La lectura del banco es que el mercado ya capturó buena parte del upside en los títulos a tasa fija y que, a los precios actuales, el mejor balance riesgo-retorno volvió a inclinarse hacia los bonos CER.
El bono que vende: BONTE 2030 (TY30P)
En paralelo, Bank of America decidió cerrar su posición en el BONTE 2030 (TY30P), un bono a tasa fija que había sido recomendado semanas atrás y que ya acumuló una suba cercana al 6%.
Según el banco, el BONTE 2030 tuvo un desempeño claramente superior al de los bonos CER en el último mes, lo que derivó en una compresión significativa de los break-even de inflación, llevándolos a niveles inferiores al 14%. A esos precios, el potencial adicional es mucho más acotado.
La conclusión es que el trade en BONTE 2030 ya está mayormente terminado, y que el mercado dejó poco margen para nuevas ganancias relevantes en ese tramo de la curva en pesos.
El bono que compra: BONCER 2027 (TZXD7)
La principal recomendación pasa por tomar posición en el BONCER con vencimiento en diciembre de 2027 (TZXD7), un título indexado por inflación que, según el análisis de BofA, quedó rezagado frente al desempeño reciente de los bonos nominales.
El banco destaca que este bono ofrece rendimientos reales en torno al 9,6% -la suba en el precio que tuvo este bono en la última rueda hizo que este rendimiento cayera hasta el 8,6% real-, un nivel que considera atractivo en el contexto actual.
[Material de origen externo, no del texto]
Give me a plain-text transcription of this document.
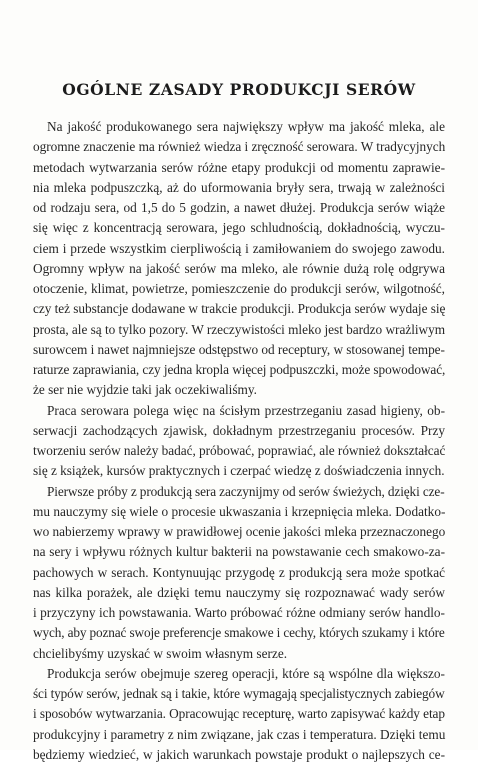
OGÓLNE ZASADY PRODUKCJI SERÓW
Na jakość produkowanego sera największy wpływ ma jakość mleka, ale
ogromne znaczenie ma również wiedza i zręczność serowara. W tradycyjnych
metodach wytwarzania serów różne etapy produkcji od momentu zaprawie-
nia mleka podpuszczką, aż do uformowania bryły sera, trwają w zależności
od rodzaju sera, od 1,5 do 5 godzin, a nawet dłużej. Produkcja serów wiąże
się więc z koncentracją serowara, jego schludnością, dokładnością, wyczu-
ciem i przede wszystkim cierpliwością i zamiłowaniem do swojego zawodu.
Ogromny wpływ na jakość serów ma mleko, ale równie dużą rolę odgrywa
otoczenie, klimat, powietrze, pomieszczenie do produkcji serów, wilgotność,
czy też substancje dodawane w trakcie produkcji. Produkcja serów wydaje się
prosta, ale są to tylko pozory. W rzeczywistości mleko jest bardzo wrażliwym
surowcem i nawet najmniejsze odstępstwo od receptury, w stosowanej tempe-
raturze zaprawiania, czy jedna kropla więcej podpuszczki, może spowodować,
że ser nie wyjdzie taki jak oczekiwaliśmy.
Praca serowara polega więc na ścisłym przestrzeganiu zasad higieny, ob-
serwacji zachodzących zjawisk, dokładnym przestrzeganiu procesów. Przy
tworzeniu serów należy badać, próbować, poprawiać, ale również dokształcać
się z książek, kursów praktycznych i czerpać wiedzę z doświadczenia innych.
Pierwsze próby z produkcją sera zaczynijmy od serów świeżych, dzięki cze-
mu nauczymy się wiele o procesie ukwaszania i krzepnięcia mleka. Dodatko-
wo nabierzemy wprawy w prawidłowej ocenie jakości mleka przeznaczonego
na sery i wpływu różnych kultur bakterii na powstawanie cech smakowo-za-
pachowych w serach. Kontynuując przygodę z produkcją sera może spotkać
nas kilka porażek, ale dzięki temu nauczymy się rozpoznawać wady serów
i przyczyny ich powstawania. Warto próbować różne odmiany serów handlo-
wych, aby poznać swoje preferencje smakowe i cechy, których szukamy i które
chcielibyśmy uzyskać w swoim własnym serze.
Produkcja serów obejmuje szereg operacji, które są wspólne dla większo-
ści typów serów, jednak są i takie, które wymagają specjalistycznych zabiegów
i sposobów wytwarzania. Opracowując recepturę, warto zapisywać każdy etap
produkcyjny i parametry z nim związane, jak czas i temperatura. Dzięki temu
będziemy wiedzieć, w jakich warunkach powstaje produkt o najlepszych ce-
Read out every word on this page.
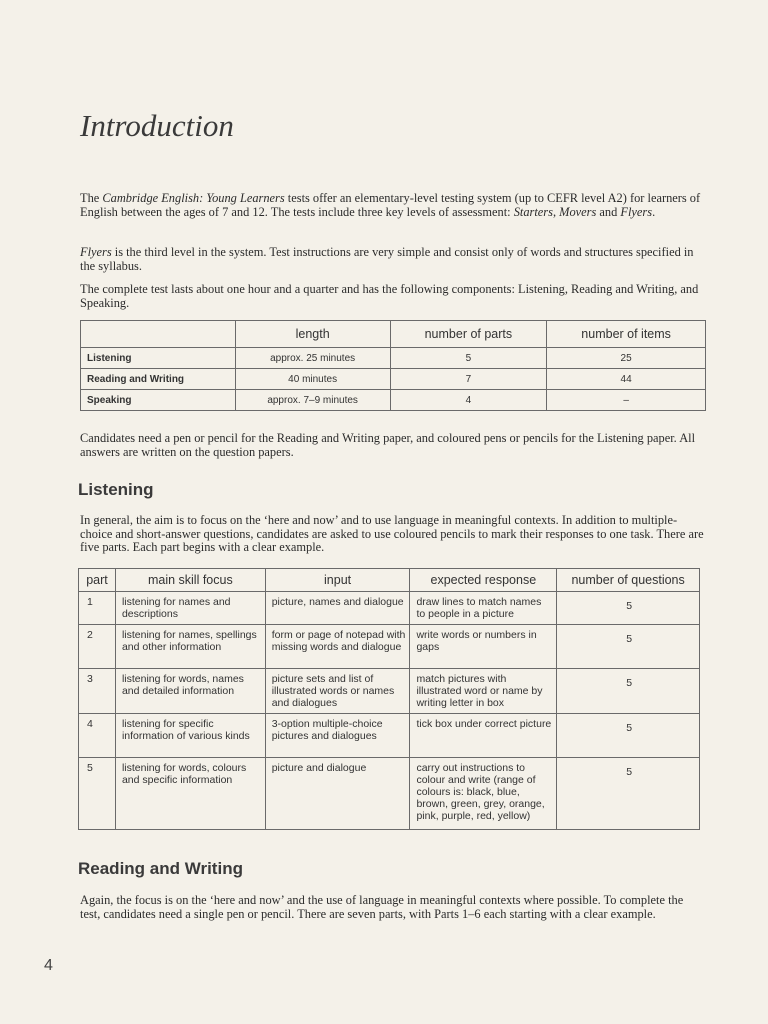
Introduction

The Cambridge English: Young Learners tests offer an elementary-level testing system (up to CEFR level A2) for learners of English between the ages of 7 and 12. The tests include three key levels of assessment: Starters, Movers and Flyers.

Flyers is the third level in the system. Test instructions are very simple and consist only of words and structures specified in the syllabus.

The complete test lasts about one hour and a quarter and has the following components: Listening, Reading and Writing, and Speaking.

	length	number of parts	number of items
Listening	approx. 25 minutes	5	25
Reading and Writing	40 minutes	7	44
Speaking	approx. 7–9 minutes	4	–

Candidates need a pen or pencil for the Reading and Writing paper, and coloured pens or pencils for the Listening paper. All answers are written on the question papers.

Listening

In general, the aim is to focus on the ‘here and now’ and to use language in meaningful contexts. In addition to multiple-choice and short-answer questions, candidates are asked to use coloured pencils to mark their responses to one task. There are five parts. Each part begins with a clear example.

part	main skill focus	input	expected response	number of questions
1	listening for names and descriptions	picture, names and dialogue	draw lines to match names to people in a picture	5
2	listening for names, spellings and other information	form or page of notepad with missing words and dialogue	write words or numbers in gaps	5
3	listening for words, names and detailed information	picture sets and list of illustrated words or names and dialogues	match pictures with illustrated word or name by writing letter in box	5
4	listening for specific information of various kinds	3-option multiple-choice pictures and dialogues	tick box under correct picture	5
5	listening for words, colours and specific information	picture and dialogue	carry out instructions to colour and write (range of colours is: black, blue, brown, green, grey, orange, pink, purple, red, yellow)	5
Reading and Writing

Again, the focus is on the ‘here and now’ and the use of language in meaningful contexts where possible. To complete the test, candidates need a single pen or pencil. There are seven parts, with Parts 1–6 each starting with a clear example.

4
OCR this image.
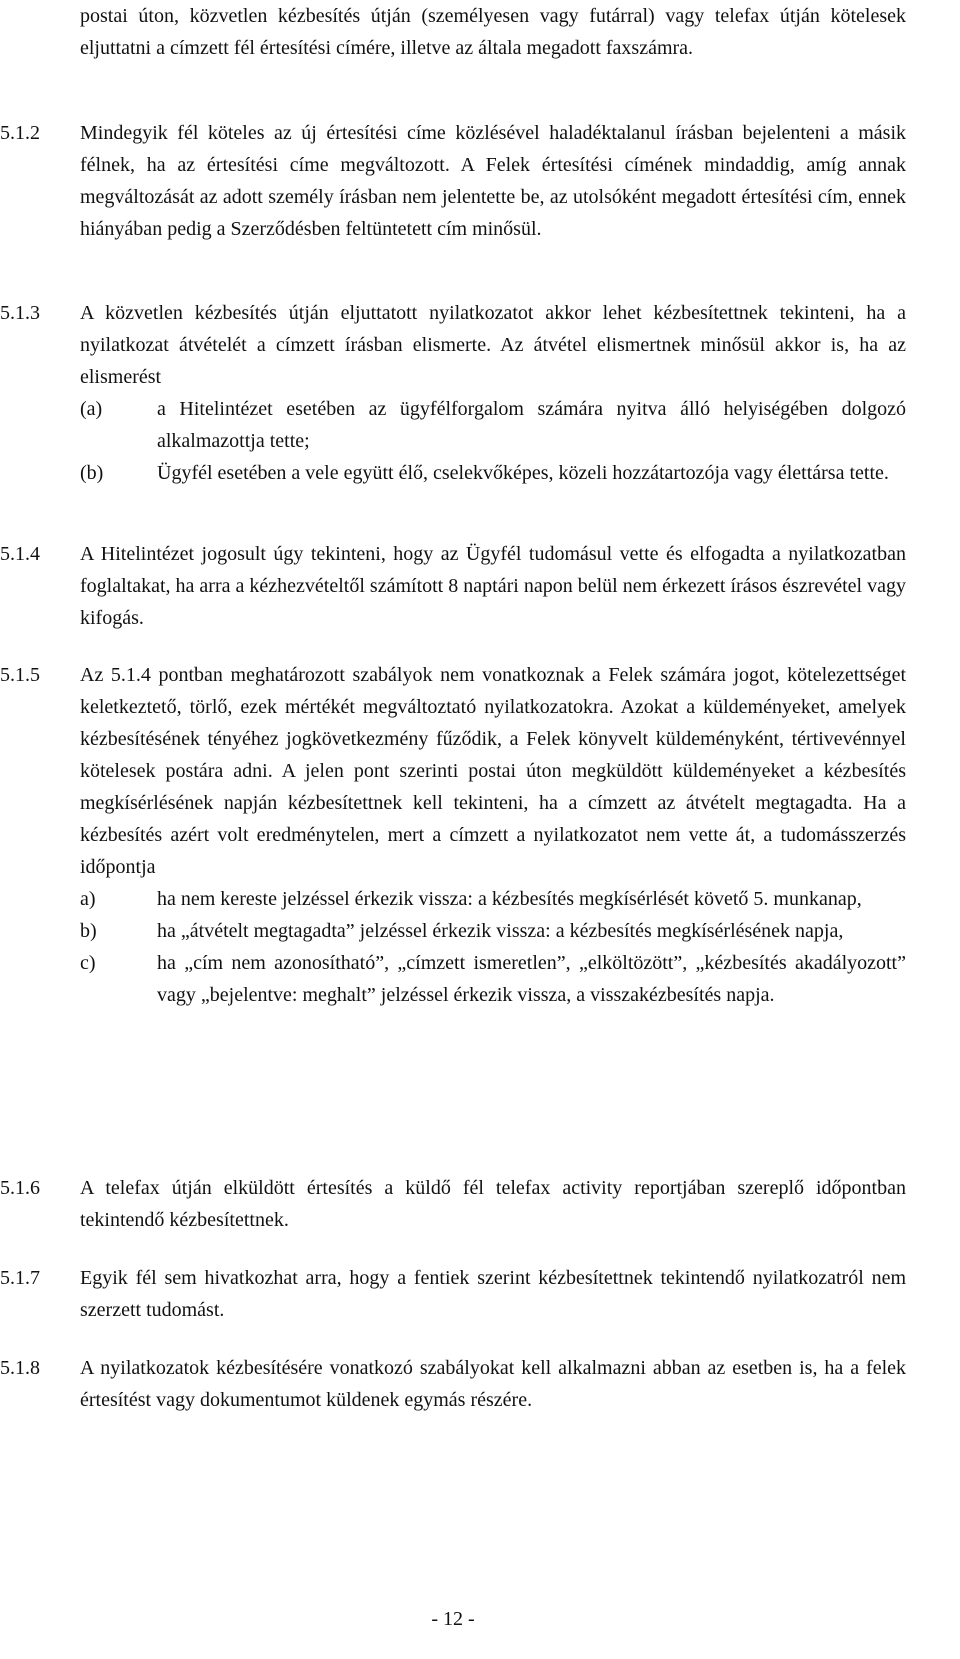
postai úton, közvetlen kézbesítés útján (személyesen vagy futárral) vagy telefax útján kötelesek eljuttatni a címzett fél értesítési címére, illetve az általa megadott faxszámra.

5.1.2	Mindegyik fél köteles az új értesítési címe közlésével haladéktalanul írásban bejelenteni a másik félnek, ha az értesítési címe megváltozott. A Felek értesítési címének mindaddig, amíg annak megváltozását az adott személy írásban nem jelentette be, az utolsóként megadott értesítési cím, ennek hiányában pedig a Szerződésben feltüntetett cím minősül.

5.1.3	A közvetlen kézbesítés útján eljuttatott nyilatkozatot akkor lehet kézbesítettnek tekinteni, ha a nyilatkozat átvételét a címzett írásban elismerte. Az átvétel elismertnek minősül akkor is, ha az elismerést

(a)	a Hitelintézet esetében az ügyfélforgalom számára nyitva álló helyiségében dolgozó alkalmazottja tette;

(b)	Ügyfél esetében a vele együtt élő, cselekvőképes, közeli hozzátartozója vagy élettársa tette.

5.1.4	A Hitelintézet jogosult úgy tekinteni, hogy az Ügyfél tudomásul vette és elfogadta a nyilatkozatban foglaltakat, ha arra a kézhezvételtől számított 8 naptári napon belül nem érkezett írásos észrevétel vagy kifogás.

5.1.5	Az 5.1.4 pontban meghatározott szabályok nem vonatkoznak a Felek számára jogot, kötelezettséget keletkeztető, törlő, ezek mértékét megváltoztató nyilatkozatokra. Azokat a küldeményeket, amelyek kézbesítésének tényéhez jogkövetkezmény fűződik, a Felek könyvelt küldeményként, tértivevénnyel kötelesek postára adni. A jelen pont szerinti postai úton megküldött küldeményeket a kézbesítés megkísérlésének napján kézbesítettnek kell tekinteni, ha a címzett az átvételt megtagadta. Ha a kézbesítés azért volt eredménytelen, mert a címzett a nyilatkozatot nem vette át, a tudomásszerzés időpontja

a)	ha nem kereste jelzéssel érkezik vissza: a kézbesítés megkísérlését követő 5. munkanap,

b)	ha „átvételt megtagadta” jelzéssel érkezik vissza: a kézbesítés megkísérlésének napja,

c)	ha „cím nem azonosítható”, „címzett ismeretlen”, „elköltözött”, „kézbesítés akadályozott” vagy „bejelentve: meghalt” jelzéssel érkezik vissza, a visszakézbesítés napja.

5.1.6	A telefax útján elküldött értesítés a küldő fél telefax activity reportjában szereplő időpontban tekintendő kézbesítettnek.

5.1.7	Egyik fél sem hivatkozhat arra, hogy a fentiek szerint kézbesítettnek tekintendő nyilatkozatról nem szerzett tudomást.

5.1.8	A nyilatkozatok kézbesítésére vonatkozó szabályokat kell alkalmazni abban az esetben is, ha a felek értesítést vagy dokumentumot küldenek egymás részére.

- 12 -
La tesis es que los bonos CER subperformaron en el último mes, mientras las tasas reales se estiraron con fuerza, generando una oportunidad táctica de entrada.
Para BofA, la inflación de corto plazo puede mostrar cierta resistencia durante algunos meses, pero no hay señales de un quiebre del proceso de desinflación. En ese marco, los títulos ajustados por CER vuelven a ganar protagonismo frente a los de tasa fija, que ya reflejan un escenario demasiado optimista.
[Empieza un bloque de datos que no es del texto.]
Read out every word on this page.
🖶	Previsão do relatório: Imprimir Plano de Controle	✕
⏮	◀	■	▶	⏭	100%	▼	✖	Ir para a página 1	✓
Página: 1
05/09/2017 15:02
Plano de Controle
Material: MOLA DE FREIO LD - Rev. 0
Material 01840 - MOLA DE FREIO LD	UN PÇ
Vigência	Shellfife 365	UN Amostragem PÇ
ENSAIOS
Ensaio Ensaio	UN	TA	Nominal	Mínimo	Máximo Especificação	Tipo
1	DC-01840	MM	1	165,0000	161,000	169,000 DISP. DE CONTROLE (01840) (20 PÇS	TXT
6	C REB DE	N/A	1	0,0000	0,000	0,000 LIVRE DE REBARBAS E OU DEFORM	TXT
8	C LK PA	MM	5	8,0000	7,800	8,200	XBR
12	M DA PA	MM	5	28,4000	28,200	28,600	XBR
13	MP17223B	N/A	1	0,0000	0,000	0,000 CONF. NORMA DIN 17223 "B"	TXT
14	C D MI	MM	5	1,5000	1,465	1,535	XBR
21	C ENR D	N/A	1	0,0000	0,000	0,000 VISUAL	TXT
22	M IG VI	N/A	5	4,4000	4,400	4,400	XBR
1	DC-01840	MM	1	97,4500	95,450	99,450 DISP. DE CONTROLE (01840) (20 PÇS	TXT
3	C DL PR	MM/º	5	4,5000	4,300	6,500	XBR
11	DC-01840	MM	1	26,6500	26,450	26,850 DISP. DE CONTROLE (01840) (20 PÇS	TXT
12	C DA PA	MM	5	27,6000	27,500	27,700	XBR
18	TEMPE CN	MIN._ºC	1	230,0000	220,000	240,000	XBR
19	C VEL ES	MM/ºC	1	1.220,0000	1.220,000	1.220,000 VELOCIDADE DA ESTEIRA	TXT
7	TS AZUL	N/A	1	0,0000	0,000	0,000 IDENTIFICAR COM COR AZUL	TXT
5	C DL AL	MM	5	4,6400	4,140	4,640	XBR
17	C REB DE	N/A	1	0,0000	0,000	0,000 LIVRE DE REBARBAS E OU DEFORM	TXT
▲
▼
El contexto macro detrás de la decisión
Más allá del cambio puntual de posicionamiento, el informe sostiene una visión constructiva sobre el escenario macroeconómico argentino para 2026, aunque con matices en el corto plazo.
BofA reconoce que el Banco Central (BCRA) volvió a priorizar la acumulación de reservas, una estrategia que podría implicar una desinflación algo más lenta en los próximos meses. En ese sentido, el banco ajustó su proyección de inflación para 2026 al 20% anual, desde un 16% previo, aunque mantiene una estimación del 12% para 2027.
Para el primer trimestre del año, el banco espera registros mensuales en torno al 2%, un sendero que favorece claramente a los bonos ajustados por inflación frente a los nominales, dadas las valuaciones actuales.
Por qué BofA espera una baja de las tasas
Otro eje central del análisis es la explicación del reciente salto en las tasas reales. Según BofA, este movimiento responde a factores transitorios y estacionales, como la mayor demanda de dinero típica del verano, el bajo nivel de caja del Tesoro y algunos compromisos de deuda que presionaron el mercado en enero.
A medida que estos factores se diluyan, el banco espera que el equilibrio monetario se normalice y que las tasas reales vuelvan a comprimirse, un comportamiento que históricamente estuvo alineado con la dinámica de los bonos soberanos en dólares.
El dólar, bajo control
En el frente cambiario, Bank of America se muestra menos preocupado que el consenso por una eventual sobrevaluación del tipo de cambio real. El argumento es que la Argentina atraviesa un cambio de régimen que permite un equilibrio cambiario más fuerte que en el pasado.
Con la balanza comercial de bienes y servicios nuevamente en terreno positivo, la expectativa es que el tipo de cambio real se mantenga estable durante 2026, un factor clave para sostener posiciones en pesos sin cobertura, especialmente en bonos CER.
Por todo esto, Bank of America compra BONCER 2027 (TZXD7) y vende BONTE 2030 (TY30P), en una rotación que combina valuaciones más atractivas con un escenario macro que, pese a los ruidos de corto plazo, sigue siendo favorable para una estrategia selectiva en deuda en pesos.